DE LA CULTURE AVEC ENGRAIS.


La culture avec engrais peut se ramener à deux types extrêmes :

1° La culture d’un domaine sans autre engrais que ceux provenant de ce domaine ;

2° La culture d’un domaine à l’aide d’engrais pris ailleurs.

I. Culture d’un domaine à l’aide d’engrais provenant de ce domaine. — C’est le cas d’un grand nombre d’exploitations agricoles ; c’était le type général, il y a peu d’années encore.

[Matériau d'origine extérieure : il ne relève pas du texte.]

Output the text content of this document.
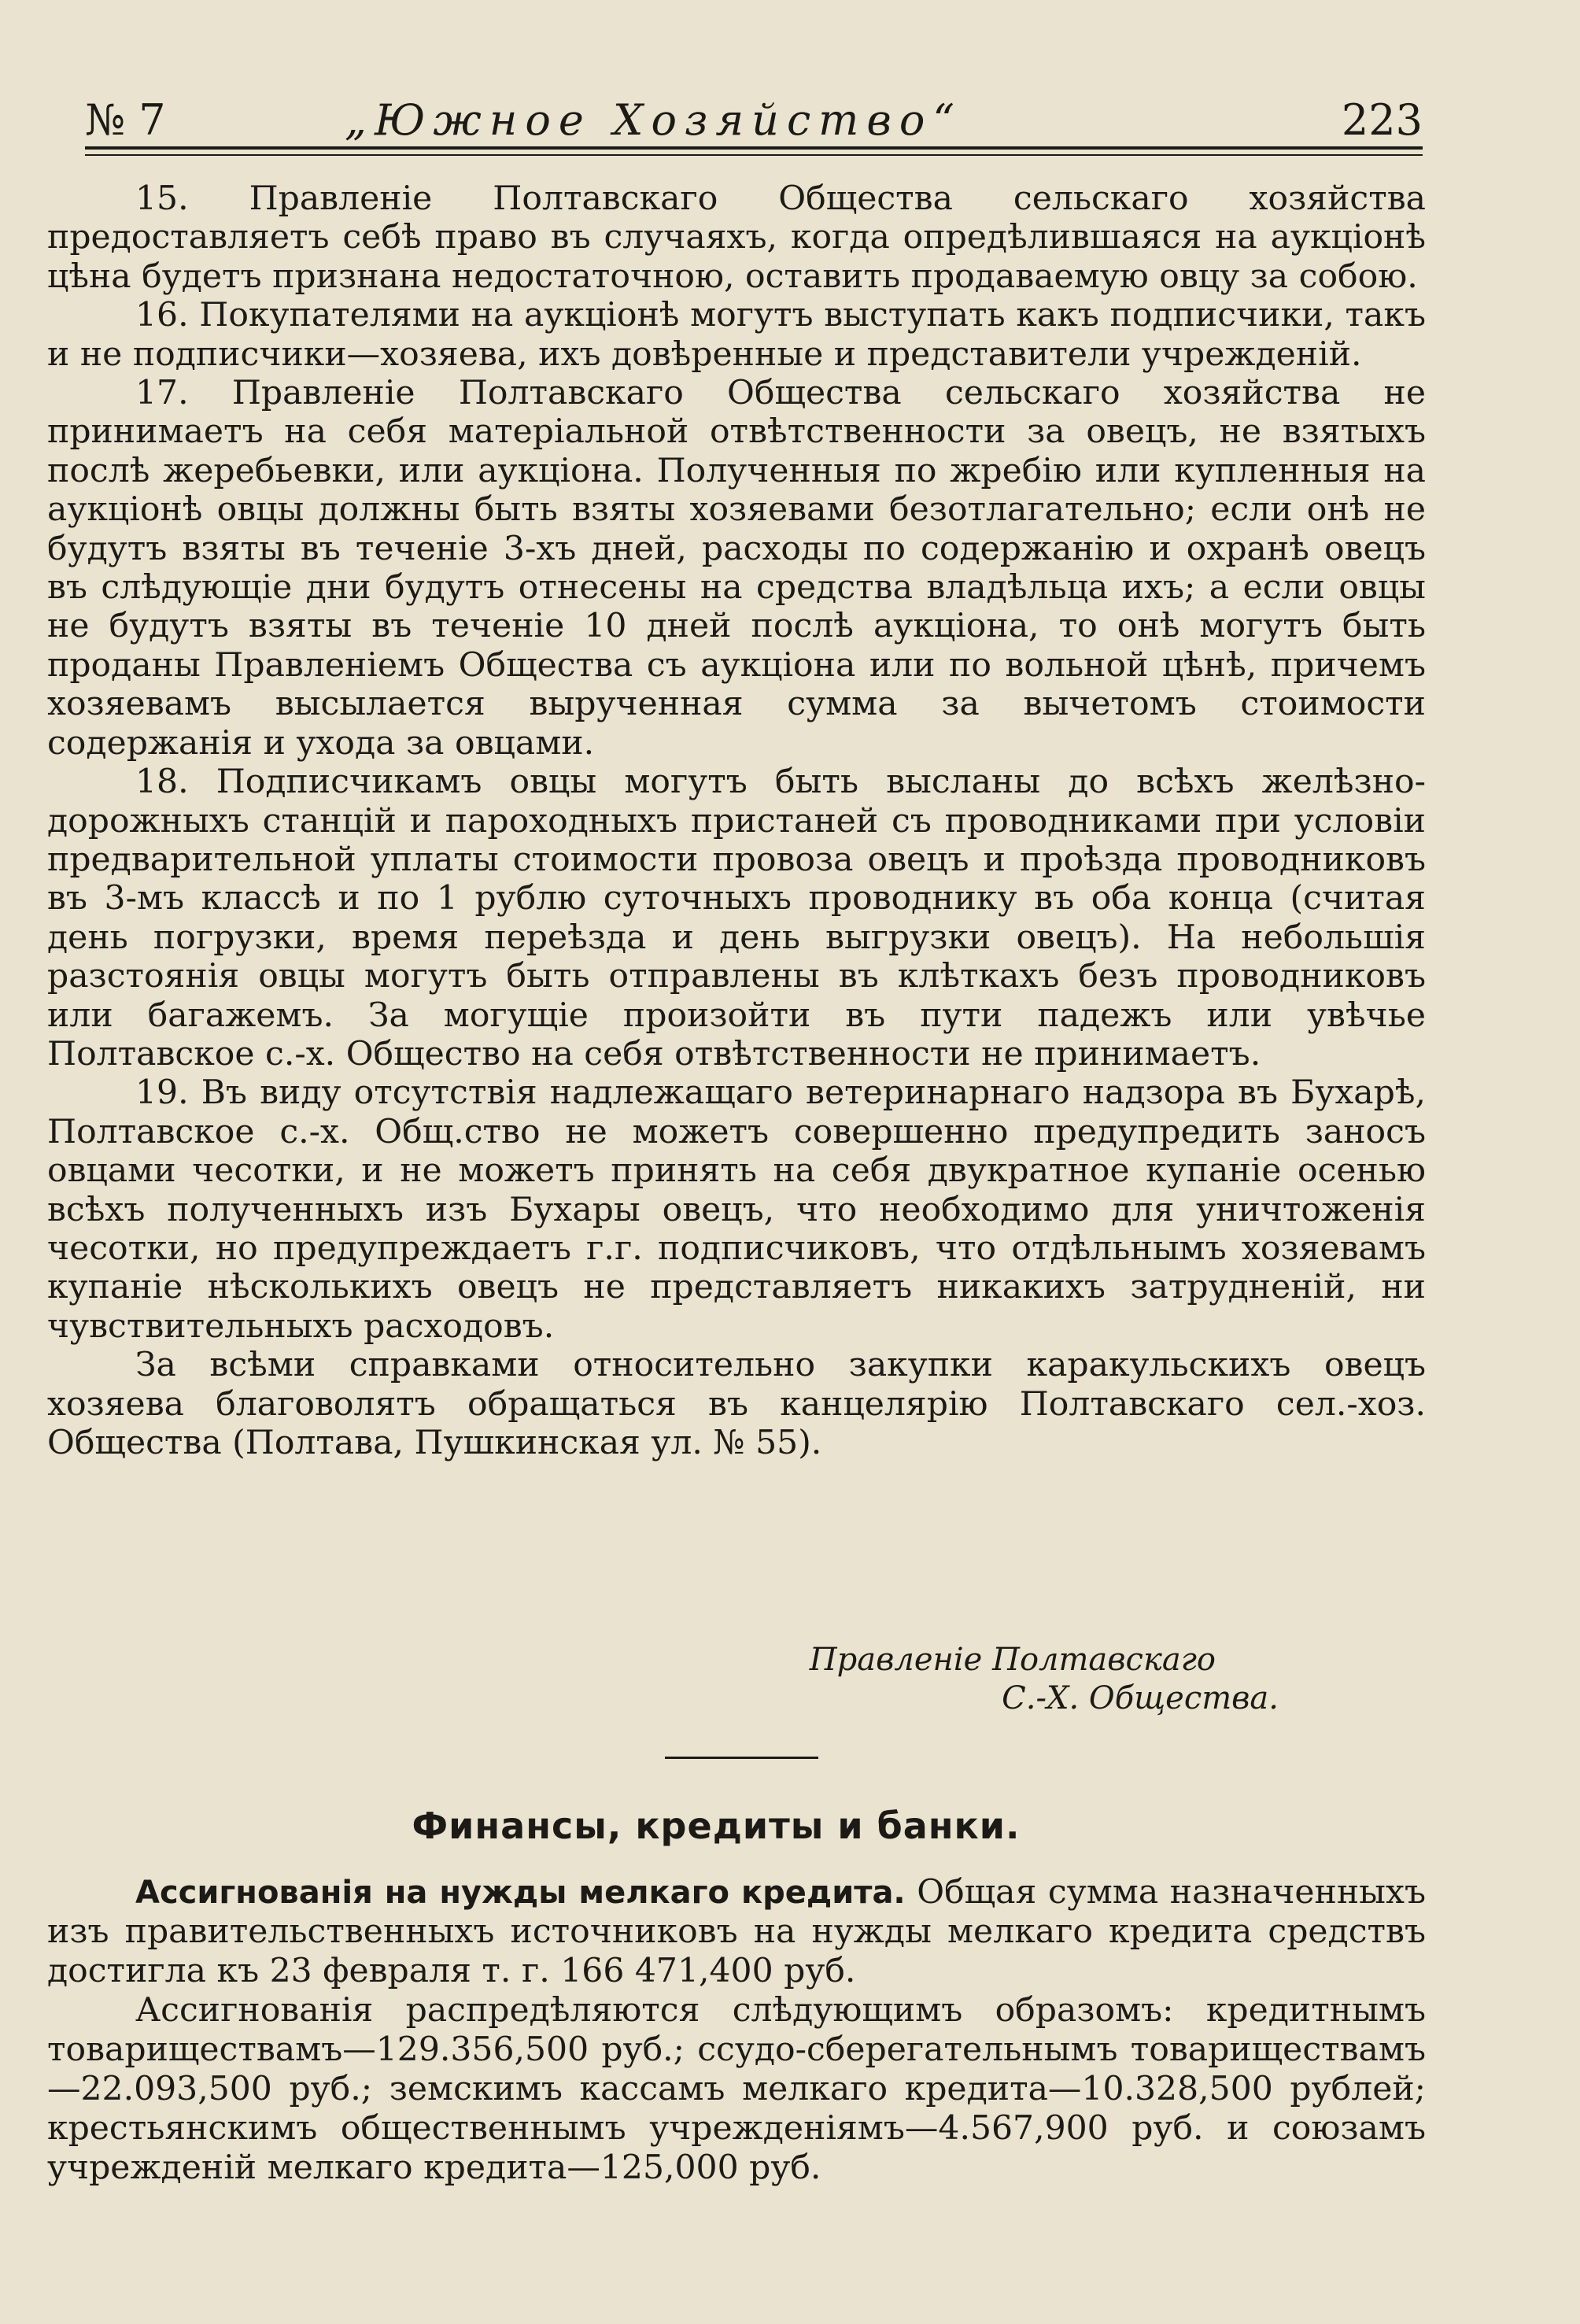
№ 7	„Южное Хозяйство“	223

15. Правленіе Полтавскаго Общества сельскаго хозяйства предоставляетъ себѣ право въ случаяхъ, когда опредѣлившаяся на аукціонѣ цѣна будетъ признана недостаточною, оставить продаваемую овцу за собою.

16. Покупателями на аукціонѣ могутъ выступать какъ подписчики, такъ и не подписчики—хозяева, ихъ довѣренные и представители учрежденій.

17. Правленіе Полтавскаго Общества сельскаго хозяйства не принимаетъ на себя матеріальной отвѣтственности за овецъ, не взятыхъ послѣ жеребьевки, или аукціона. Полученныя по жребію или купленныя на аукціонѣ овцы должны быть взяты хозяевами безотлагательно; если онѣ не будутъ взяты въ теченіе 3-хъ дней, расходы по содержанію и охранѣ овецъ въ слѣдующіе дни будутъ отнесены на средства владѣльца ихъ; а если овцы не будутъ взяты въ теченіе 10 дней послѣ аукціона, то онѣ могутъ быть проданы Правленіемъ Общества съ аукціона или по вольной цѣнѣ, причемъ хозяевамъ высылается вырученная сумма за вычетомъ стоимости содержанія и ухода за овцами.

18. Подписчикамъ овцы могутъ быть высланы до всѣхъ желѣзно-дорожныхъ станцій и пароходныхъ пристаней съ проводниками при условіи предварительной уплаты стоимости провоза овецъ и проѣзда проводниковъ въ 3-мъ классѣ и по 1 рублю суточныхъ проводнику въ оба конца (считая день погрузки, время переѣзда и день выгрузки овецъ). На небольшія разстоянія овцы могутъ быть отправлены въ клѣткахъ безъ проводниковъ или багажемъ. За могущіе произойти въ пути падежъ или увѣчье Полтавское с.-х. Общество на себя отвѣтственности не принимаетъ.

19. Въ виду отсутствія надлежащаго ветеринарнаго надзора въ Бухарѣ, Полтавское с.-х. Общ.ство не можетъ совершенно предупредить заносъ овцами чесотки, и не можетъ принять на себя двукратное купаніе осенью всѣхъ полученныхъ изъ Бухары овецъ, что необходимо для уничтоженія чесотки, но предупреждаетъ г.г. подписчиковъ, что отдѣльнымъ хозяевамъ купаніе нѣсколькихъ овецъ не представляетъ никакихъ затрудненій, ни чувствительныхъ расходовъ.

За всѣми справками относительно закупки каракульскихъ овецъ хозяева благоволятъ обращаться въ канцелярію Полтавскаго сел.-хоз. Общества (Полтава, Пушкинская ул. № 55).

Правленіе Полтавскаго
С.-Х. Общества.
Финансы, кредиты и банки.

Ассигнованія на нужды мелкаго кредита. Общая сумма назначенныхъ изъ правительственныхъ источниковъ на нужды мелкаго кредита средствъ достигла къ 23 февраля т. г. 166 471,400 руб.

Ассигнованія распредѣляются слѣдующимъ образомъ: кредитнымъ товариществамъ—129.356,500 руб.; ссудо-сберегательнымъ товариществамъ—22.093,500 руб.; земскимъ кассамъ мелкаго кредита—10.328,500 рублей; крестьянскимъ общественнымъ учрежденіямъ—4.567,900 руб. и союзамъ учрежденій мелкаго кредита—125,000 руб.
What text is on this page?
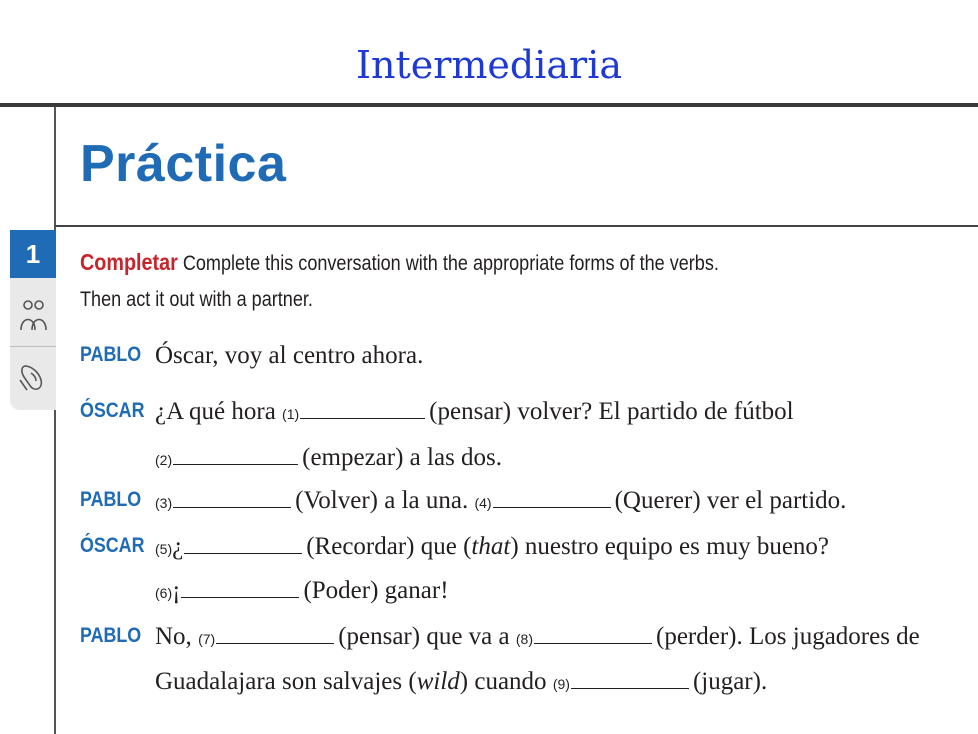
Intermediaria
Práctica
1	Completar Complete this conversation with the appropriate forms of the verbs.
Then act it out with a partner.
PABLO Óscar, voy al centro ahora.
ÓSCAR ¿A qué hora (1)	(pensar) volver? El partido de fútbol
(2)	(empezar) a las dos.
PABLO (3)	(Volver) a la una. (4)	(Querer) ver el partido.
ÓSCAR (5)¿	(Recordar) que (that) nuestro equipo es muy bueno?
(6)¡	(Poder) ganar!
PABLO No, (7)	(pensar) que va a (8)	(perder). Los jugadores de
Guadalajara son salvajes (wild) cuando (9)	(jugar).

Pour fixer les idées, supposons un domaine composé de champs de fertilité moyenne, ayant besoin d’engrais pour fournir d’abondantes récoltes. Par un assolement convenablement distribué, on obtiendra chaque année, comme produits principaux des cultures, d’une part des céréales, ou des produits industriels, tabac, chanvre, lin, betteraves sucrières ; d’autre part, des fourrages ou des racines fourragères.

La majeure partie des grains, et les produits industriels nets, feuilles de tabac, racines des betteraves, sont vendus, et exportent ainsi du domaine une quantité notable de principes fertilisants, azote, potasse, acide phosphorique, chaux.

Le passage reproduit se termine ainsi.